Sex is an enigma. Various explanations have been put forward, but none explains the primal urge of eukaryotic cells to fuse together, as do the sperm and the egg, despite the costs and dangers of doing so. Bacteria don’t fuse together in this way, even though they do routinely recombine genes by lateral gene transfer, which apparently serves a similar purpose to sex. Bacteria and simple eukaryotes are often stimulated to recombine genes by various forms of physical stress, all of which involve free-radical formation. A burst of free radicals can be sufficient to induce a rudimentary form of sex, and in organisms like the green algae,
Volvox
, the free-radical signal for sex can come from the respiratory chains. In the early eukaryotic cells, mitochondria might have manipulated their hosts to fuse together and recombine their genes whenever the hosts were genetically damaged, and unable to divide by themselves. The host cell benefits, because the recombination of genes can fix or mask genetic damage, while the mitochondria themselves gain access to pastures new without killing their existing host, essential for their safe passage.

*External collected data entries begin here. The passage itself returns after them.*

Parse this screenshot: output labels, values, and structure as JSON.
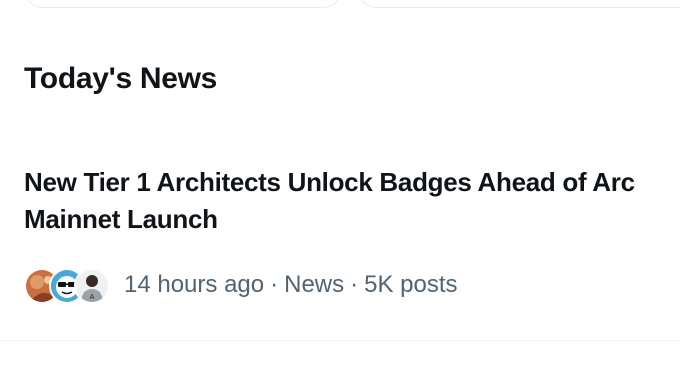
{
  "section": {
    "title": "Today's News"
  },
  "news_item": {
    "headline": "New Tier 1 Architects Unlock Badges Ahead of Arc Mainnet Launch",
    "meta": {
      "time": "14 hours ago",
      "category": "News",
      "posts": "5K posts",
      "separator": "·"
    },
    "avatars": [
      {
        "icon": "avatar-photo-orange"
      },
      {
        "icon": "avatar-cartoon-glasses"
      },
      {
        "icon": "avatar-person-dark"
      }
    ]
  },
  "colors": {
    "text_primary": "#0f1419",
    "text_secondary": "#536471",
    "divider": "#eff3f4"
  }
}
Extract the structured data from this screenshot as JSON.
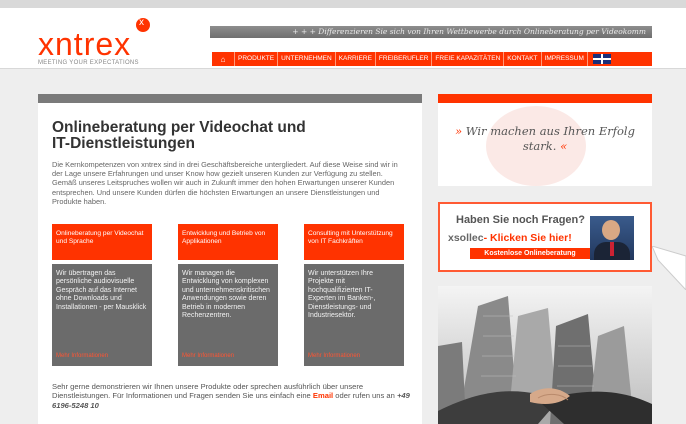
{
  "header": {
    "logo_text": "xntrex",
    "tagline": "MEETING YOUR EXPECTATIONS",
    "ticker": "+ + + Differenzieren Sie sich von Ihren Wettbewerbe durch Onlineberatung per Videokomm",
    "nav_items": [
      "PRODUKTE",
      "UNTERNEHMEN",
      "KARRIERE",
      "FREIBERUFLER",
      "FREIE KAPAZITÄTEN",
      "KONTAKT",
      "IMPRESSUM"
    ],
    "home_icon": "home-icon",
    "flag_icon": "uk-flag-icon"
  },
  "main": {
    "title_line1": "Onlineberatung per Videochat und",
    "title_line2": "IT-Dienstleistungen",
    "intro": "Die Kernkompetenzen von xntrex sind in drei Geschäftsbereiche untergliedert. Auf diese Weise sind wir in der Lage unsere Erfahrungen und unser Know how gezielt unseren Kunden zur Verfügung zu stellen. Gemäß unseres Leitspruches wollen wir auch in Zukunft immer den hohen Erwartungen unserer Kunden entsprechen. Und unsere Kunden dürfen die höchsten Erwartungen an unsere Dienstleistungen und Produkte haben.",
    "columns": [
      {
        "head": "Onlineberatung per Videochat und Sprache",
        "body": "Wir übertragen das persönliche audiovisuelle Gespräch auf das Internet ohne Downloads und Installationen - per Mausklick",
        "more": "Mehr Informationen"
      },
      {
        "head": "Entwicklung und Betrieb von Applikationen",
        "body": "Wir managen die Entwicklung von komplexen und unternehmenskritischen Anwendungen sowie deren Betrieb in modernen Rechenzentren.",
        "more": "Mehr Informationen"
      },
      {
        "head": "Consulting mit Unterstützung von IT Fachkräften",
        "body": "Wir unterstützen Ihre Projekte mit hochqualifizierten IT-Experten im Banken-, Dienstleistungs- und Industriesektor.",
        "more": "Mehr Informationen"
      }
    ],
    "footer_part1": "Sehr gerne demonstrieren wir Ihnen unsere Produkte oder sprechen ausführlich über unsere Dienstleistungen. Für Informationen und Fragen senden Sie uns einfach eine",
    "footer_email": "Email",
    "footer_part2": "oder rufen uns an",
    "footer_phone": "+49 6196-5248 10"
  },
  "sidebar": {
    "quote_open": "»",
    "quote_text": "Wir machen aus Ihren Erfolg stark.",
    "quote_close": "«",
    "questions_line1": "Haben Sie noch Fragen?",
    "questions_brand": "xsollec",
    "questions_cta": "- Klicken Sie hier!",
    "consult_button": "Kostenlose Onlineberatung"
  },
  "colors": {
    "accent": "#ff3300",
    "dark_box": "#6b6b6b",
    "header_bar": "#7a7a7a"
  }
}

Sex may have benefited both the mitochondria and their hosts in single-celled organisms, but it no longer did in multicellular individuals. The gratuitous fusion of cells is a liability when the cells belong to an organized body, in which all constituent cells must share a common purpose. Now the same free-radical signal for sex betrays genetic damage to the host cell, which pays the penalty of death. This mechanism seems to be at the root of apoptosis, or programmed cell suicide, which is necessary for policing the integrity of
multicellular individuals. Without the death penalty for cellular insurrection, multicellular colonies could never have developed the unity of purpose characteristic of the true individual—they would have been torn asunder by the selfish wars of cancer. Today, apoptosis is controlled by the mitochondria, using the same signals and machinery that they had once used to plead for sex. Much of this machinery was originally brought to the eukaryotic merger by the mitochondria. While the regulation of apoptosis is now, of course, far more complicated, at its heart the critical signal is still a burst of free radicals from a blocked respiratory chain, leading to depolarization of the mitochondrial inner membrane, and the release of cytochrome c and other ‘death’ proteins into the cell. Even today, it takes no more: injecting damaged mitochondria into a healthy cell is enough for that cell to kill itself.